You may believe we need a new Community Center, but do you believe the skies the limit? I don’t. “Estimated” really ask us to believe that the Board is fiscally responsible, creditable and we can trust their judgment. In view of recent history, I can’t bring myself to do that and I will vote no.

This Board is spending close to 1 million unbudgeted dollars on a pool cover and evaded community approval of that expense via a referendum. They voted $20,000 unbudgeted dollars to heat the swim & racket club pool. On top of that we have unknown penalties pending from an IRS audit of the OPA. We need to renovate the old Community Center and Fire House and that will cost at least $1.5 million. The Swim and Racket Club Marina renovation is still pending and that’s estimated at around $1 million. Cathell Road is slated for realignment and repaving and that was deferred to this year because it was thought the prices bid were too high last year. We have finally commenced to build up our reserves so that we can properly maintain our infrastructure. Don’t you think we have enough on our plate? But the OPEG Board majority will be in office until August and who knows what else they will bring us between now and then.

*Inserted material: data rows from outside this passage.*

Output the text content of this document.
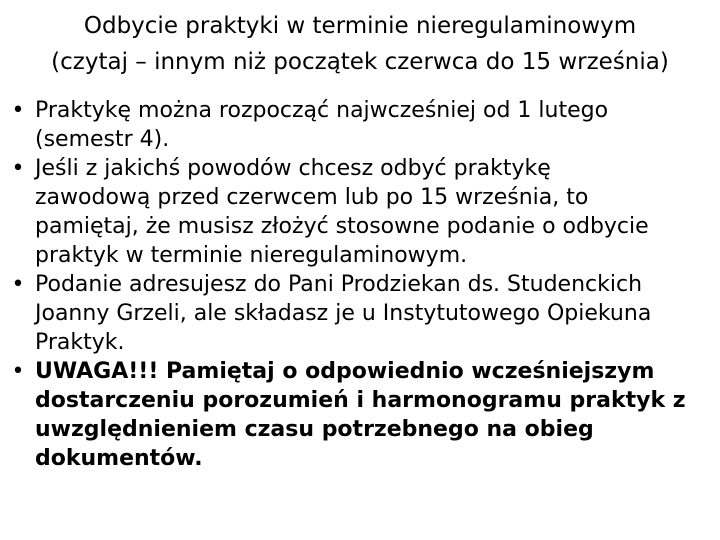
Odbycie praktyki w terminie nieregulaminowym
(czytaj – innym niż początek czerwca do 15 września)
• Praktykę można rozpocząć najwcześniej od 1 lutego
(semestr 4).
• Jeśli z jakichś powodów chcesz odbyć praktykę
zawodową przed czerwcem lub po 15 września, to
pamiętaj, że musisz złożyć stosowne podanie o odbycie
praktyk w terminie nieregulaminowym.
• Podanie adresujesz do Pani Prodziekan ds. Studenckich
Joanny Grzeli, ale składasz je u Instytutowego Opiekuna
Praktyk.
• UWAGA!!! Pamiętaj o odpowiednio wcześniejszym
dostarczeniu porozumień i harmonogramu praktyk z
uwzględnieniem czasu potrzebnego na obieg
dokumentów.
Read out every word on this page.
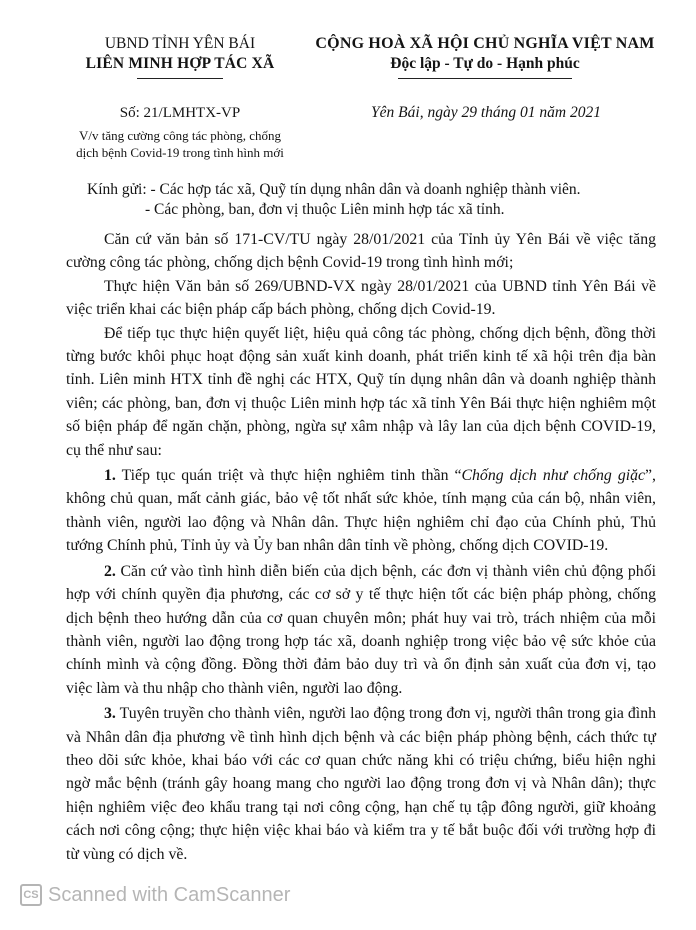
UBND TỈNH YÊN BÁI
LIÊN MINH HỢP TÁC XÃ
CỘNG HOÀ XÃ HỘI CHỦ NGHĨA VIỆT NAM
Độc lập - Tự do - Hạnh phúc
Số: 21/LMHTX-VP
V/v tăng cường công tác phòng, chống
dịch bệnh Covid-19 trong tình hình mới
Yên Bái, ngày 29 tháng 01 năm 2021
Kính gửi: - Các hợp tác xã, Quỹ tín dụng nhân dân và doanh nghiệp thành viên.
- Các phòng, ban, đơn vị thuộc Liên minh hợp tác xã tỉnh.

Căn cứ văn bản số 171-CV/TU ngày 28/01/2021 của Tỉnh ủy Yên Bái về việc tăng cường công tác phòng, chống dịch bệnh Covid-19 trong tình hình mới;

Thực hiện Văn bản số 269/UBND-VX ngày 28/01/2021 của UBND tỉnh Yên Bái về việc triển khai các biện pháp cấp bách phòng, chống dịch Covid-19.

Để tiếp tục thực hiện quyết liệt, hiệu quả công tác phòng, chống dịch bệnh, đồng thời từng bước khôi phục hoạt động sản xuất kinh doanh, phát triển kinh tế xã hội trên địa bàn tỉnh. Liên minh HTX tỉnh đề nghị các HTX, Quỹ tín dụng nhân dân và doanh nghiệp thành viên; các phòng, ban, đơn vị thuộc Liên minh hợp tác xã tỉnh Yên Bái thực hiện nghiêm một số biện pháp để ngăn chặn, phòng, ngừa sự xâm nhập và lây lan của dịch bệnh COVID-19, cụ thể như sau:

1. Tiếp tục quán triệt và thực hiện nghiêm tinh thần “Chống dịch như chống giặc”, không chủ quan, mất cảnh giác, bảo vệ tốt nhất sức khỏe, tính mạng của cán bộ, nhân viên, thành viên, người lao động và Nhân dân. Thực hiện nghiêm chỉ đạo của Chính phủ, Thủ tướng Chính phủ, Tỉnh ủy và Ủy ban nhân dân tỉnh về phòng, chống dịch COVID-19.

2. Căn cứ vào tình hình diễn biến của dịch bệnh, các đơn vị thành viên chủ động phối hợp với chính quyền địa phương, các cơ sở y tế thực hiện tốt các biện pháp phòng, chống dịch bệnh theo hướng dẫn của cơ quan chuyên môn; phát huy vai trò, trách nhiệm của mỗi thành viên, người lao động trong hợp tác xã, doanh nghiệp trong việc bảo vệ sức khỏe của chính mình và cộng đồng. Đồng thời đảm bảo duy trì và ổn định sản xuất của đơn vị, tạo việc làm và thu nhập cho thành viên, người lao động.

3. Tuyên truyền cho thành viên, người lao động trong đơn vị, người thân trong gia đình và Nhân dân địa phương về tình hình dịch bệnh và các biện pháp phòng bệnh, cách thức tự theo dõi sức khỏe, khai báo với các cơ quan chức năng khi có triệu chứng, biểu hiện nghi ngờ mắc bệnh (tránh gây hoang mang cho người lao động trong đơn vị và Nhân dân); thực hiện nghiêm việc đeo khẩu trang tại nơi công cộng, hạn chế tụ tập đông người, giữ khoảng cách nơi công cộng; thực hiện việc khai báo và kiểm tra y tế bắt buộc đối với trường hợp đi từ vùng có dịch về.

CS Scanned with CamScanner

It is my hope that my no vote and those of others will send a message to this Board and future Boards that the OPA will not tolerate fiscal mismanagement or hypocrisy. It will send a message to those on the Board that are eligible to run again; don’t even think about it.

Norm Katz

Ocean Pines

Annual Jam A Success


A big thanks goes out to all those who attended and supported the Musicians Scholarship Award Jam held Sunday, April 27 at Seacrets.

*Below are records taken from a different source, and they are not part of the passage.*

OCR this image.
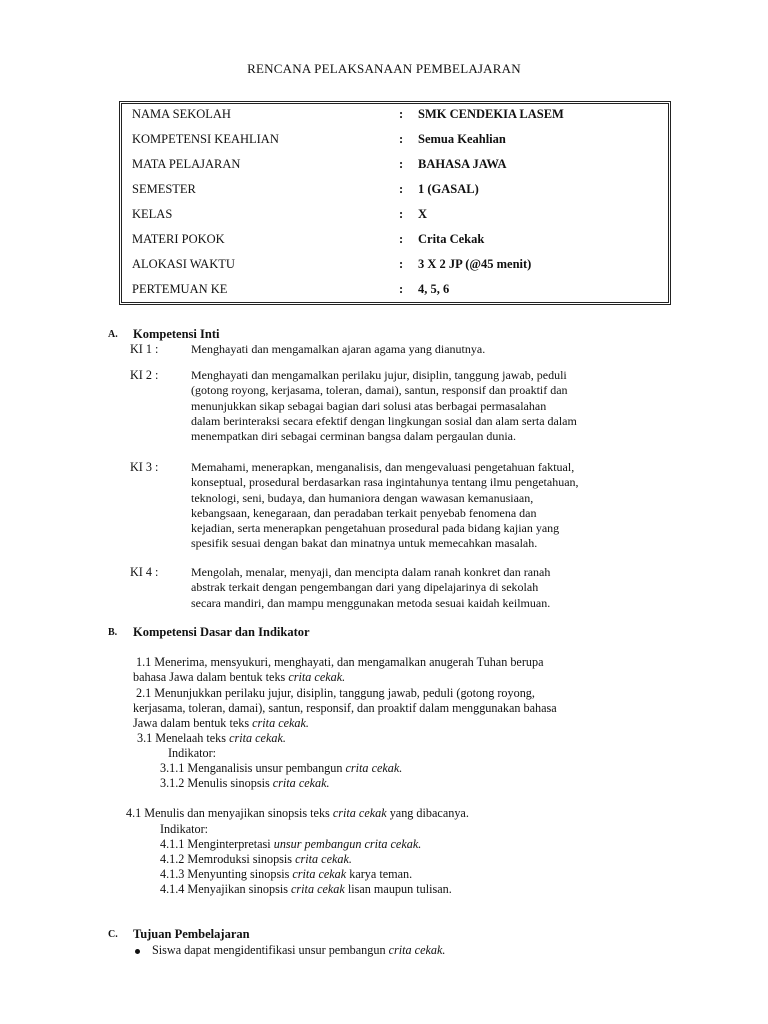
RENCANA PELAKSANAAN PEMBELAJARAN
NAMA SEKOLAH	: SMK CENDEKIA LASEM
KOMPETENSI KEAHLIAN	: Semua Keahlian
MATA PELAJARAN	: BAHASA JAWA
SEMESTER	: 1 (GASAL)
KELAS	: X
MATERI POKOK	: Crita Cekak
ALOKASI WAKTU	: 3 X 2 JP (@45 menit)
PERTEMUAN KE	: 4, 5, 6
A. Kompetensi Inti
KI 1 :	Menghayati dan mengamalkan ajaran agama yang dianutnya.
KI 2 :	Menghayati dan mengamalkan perilaku jujur, disiplin, tanggung jawab, peduli
(gotong royong, kerjasama, toleran, damai), santun, responsif dan proaktif dan
menunjukkan sikap sebagai bagian dari solusi atas berbagai permasalahan
dalam berinteraksi secara efektif dengan lingkungan sosial dan alam serta dalam
menempatkan diri sebagai cerminan bangsa dalam pergaulan dunia.
KI 3 :	Memahami, menerapkan, menganalisis, dan mengevaluasi pengetahuan faktual,
konseptual, prosedural berdasarkan rasa ingintahunya tentang ilmu pengetahuan,
teknologi, seni, budaya, dan humaniora dengan wawasan kemanusiaan,
kebangsaan, kenegaraan, dan peradaban terkait penyebab fenomena dan
kejadian, serta menerapkan pengetahuan prosedural pada bidang kajian yang
spesifik sesuai dengan bakat dan minatnya untuk memecahkan masalah.
KI 4 :	Mengolah, menalar, menyaji, dan mencipta dalam ranah konkret dan ranah
abstrak terkait dengan pengembangan dari yang dipelajarinya di sekolah
secara mandiri, dan mampu menggunakan metoda sesuai kaidah keilmuan.
B. Kompetensi Dasar dan Indikator
1.1 Menerima, mensyukuri, menghayati, dan mengamalkan anugerah Tuhan berupa
bahasa Jawa dalam bentuk teks crita cekak.
2.1 Menunjukkan perilaku jujur, disiplin, tanggung jawab, peduli (gotong royong,
kerjasama, toleran, damai), santun, responsif, dan proaktif dalam menggunakan bahasa
Jawa dalam bentuk teks crita cekak.
3.1 Menelaah teks crita cekak.
Indikator:
3.1.1 Menganalisis unsur pembangun crita cekak.
3.1.2 Menulis sinopsis crita cekak.
4.1 Menulis dan menyajikan sinopsis teks crita cekak yang dibacanya.
Indikator:
4.1.1 Menginterpretasi unsur pembangun crita cekak.
4.1.2 Memroduksi sinopsis crita cekak.
4.1.3 Menyunting sinopsis crita cekak karya teman.
4.1.4 Menyajikan sinopsis crita cekak lisan maupun tulisan.
C. Tujuan Pembelajaran
Siswa dapat mengidentifikasi unsur pembangun crita cekak.
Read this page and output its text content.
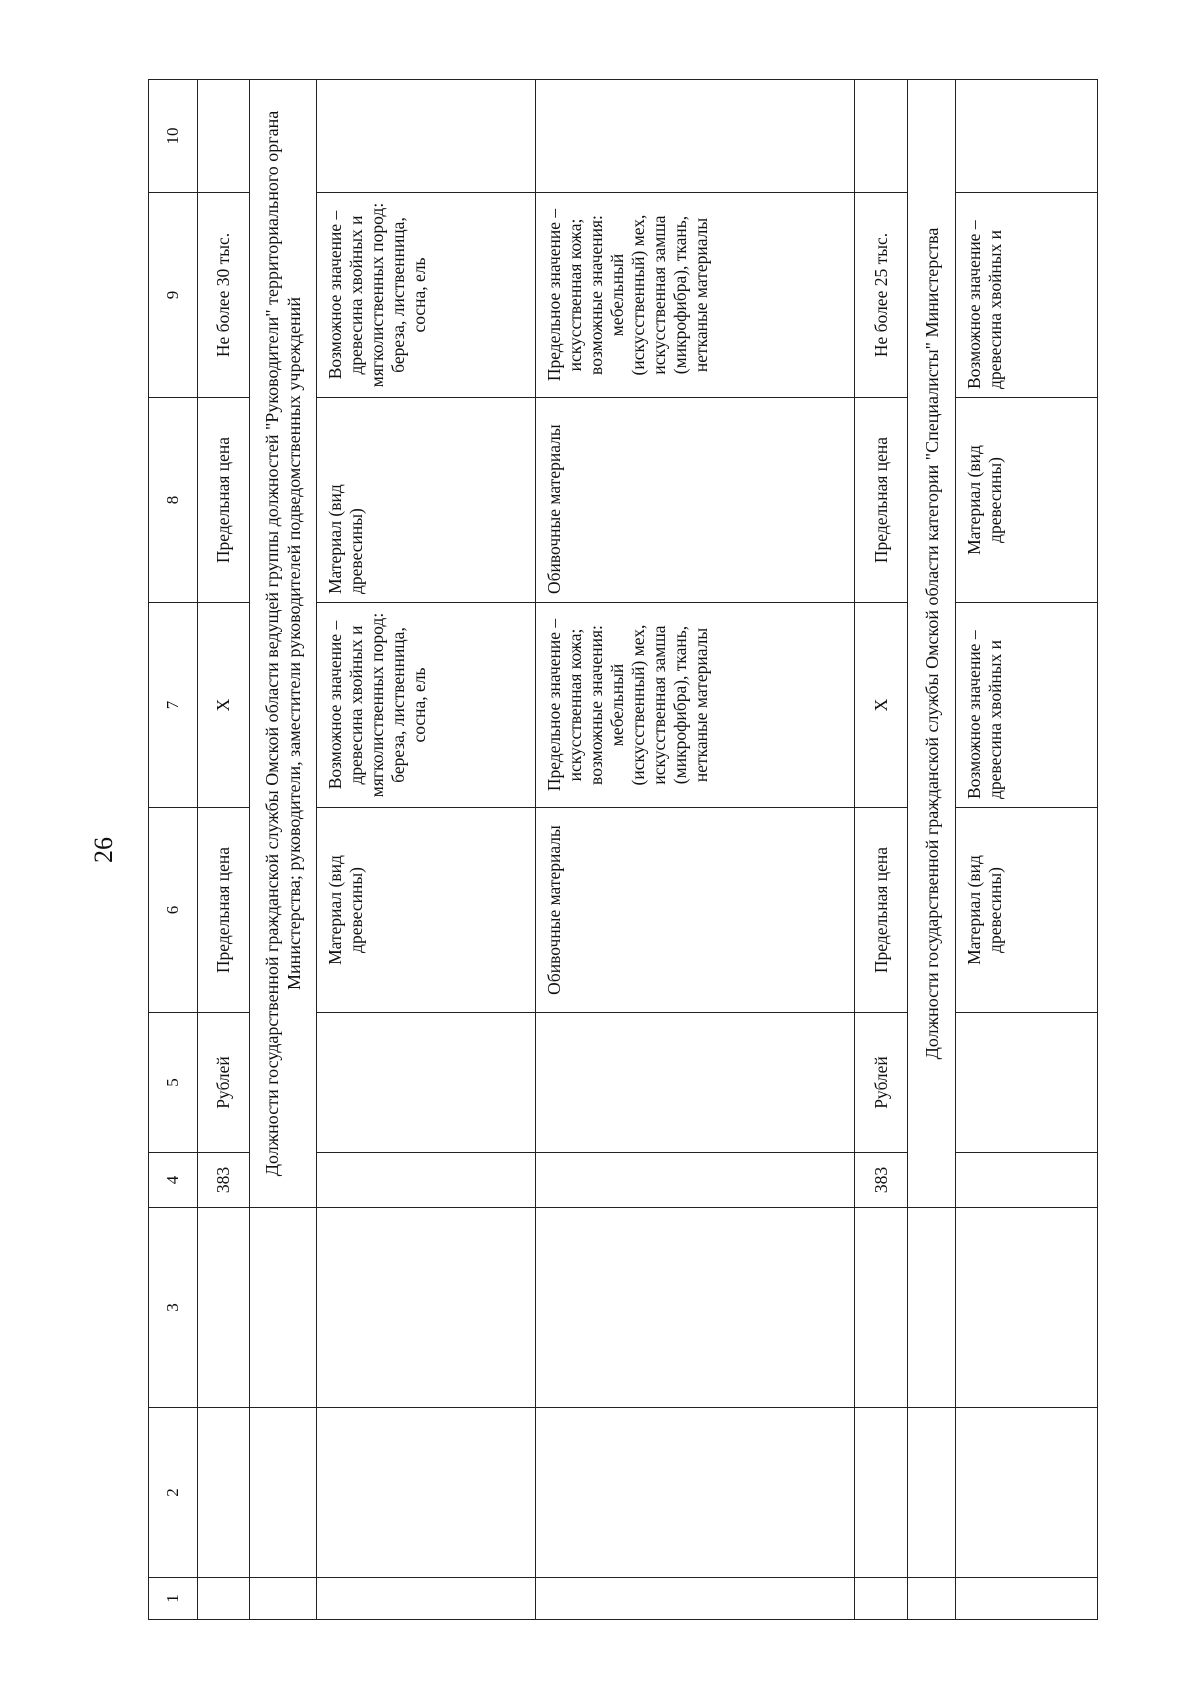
26
1	2	3	4	5	6	7	8	9	10
			383	Рублей	Предельная цена	Х	Предельная цена	Не более 30 тыс.	
			Должности государственной гражданской службы Омской области ведущей группы должностей "Руководители" территориального органа Министерства; руководители, заместители руководителей подведомственных учреждений						
					Материал (вид древесины)	Возможное значение – древесина хвойных и мягколиственных пород: береза, лиственница, сосна, ель	Материал (вид древесины)	Возможное значение – древесина хвойных и мягколиственных пород: береза, лиственница, сосна, ель	
					Обивочные материалы	Предельное значение – искусственная кожа; возможные значения: мебельный (искусственный) мех, искусственная замша (микрофибра), ткань, нетканые материалы	Обивочные материалы	Предельное значение – искусственная кожа; возможные значения: мебельный (искусственный) мех, искусственная замша (микрофибра), ткань, нетканые материалы	
			383	Рублей	Предельная цена	Х	Предельная цена	Не более 25 тыс.	
			Должности государственной гражданской службы Омской области категории "Специалисты" Министерства						
					Материал (вид древесины)	Возможное значение – древесина хвойных и	Материал (вид древесины)	Возможное значение – древесина хвойных и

With as much talent as these high school students have, the Ocean City area can look forward to some great new musicians in the future. With the success of this year’s fundraiser, Stephen Decatur High School students continuing their education and musical goals can apply for the 2008 Musicians Scholarship Award.

Funds raised at last year’s jam will be awarded to two students at the Senior Awards Ceremony on Wednesday May 23 at Stephen Decatur High School. We would personally like to thank Chauncey’s, Fish Tales, Harley Davidson of Ocean City, Iguana Surf, the Sunset Grille, Beach Music, and Frontier Town for donating auctioned items and Seacrets and Ocean 98.1 for providing a great venue and all their support.

Skip McGarry, Brenda Golden, and Darin Engh

Thanks To Volunteers


I would like to thank all the volunteers who have helped with the Hospice Geranium Flower Sale last weekend at St. Paul’s Episcopal Church in Ocean City. Without them I could not have made our Ocean City location a success.

The volunteers were Sherry Nahm, Mike England, Joan Fonte, Michelle Fonte, Ron Thomson, Frances Durham, Dan Peletier of the Kiwanis and Stephen Decauter High School Key Club members Kyle Caudill, Lauren Powell, Chelsea Divenanzio, Lanssa Lam.

I would like to say a special "thank you" to everyone of you for all your hard work for our Hospice Fundraiser. A special thank you to Ernie "Buddy" Matthews for being the chairman of the whole Hospice Geranium Fundraiser for all his hard work before, during and after the sale. He drove over several Delmarva counties to make sure everything was running smoothly during this Hospice fundraiser as well as planning, phone calling and numerous behind the scene this.

Many thanks to all our volunteers, and thank you to everyone in our communities who purchased geraniums for the Coastal Hospice fundraiser.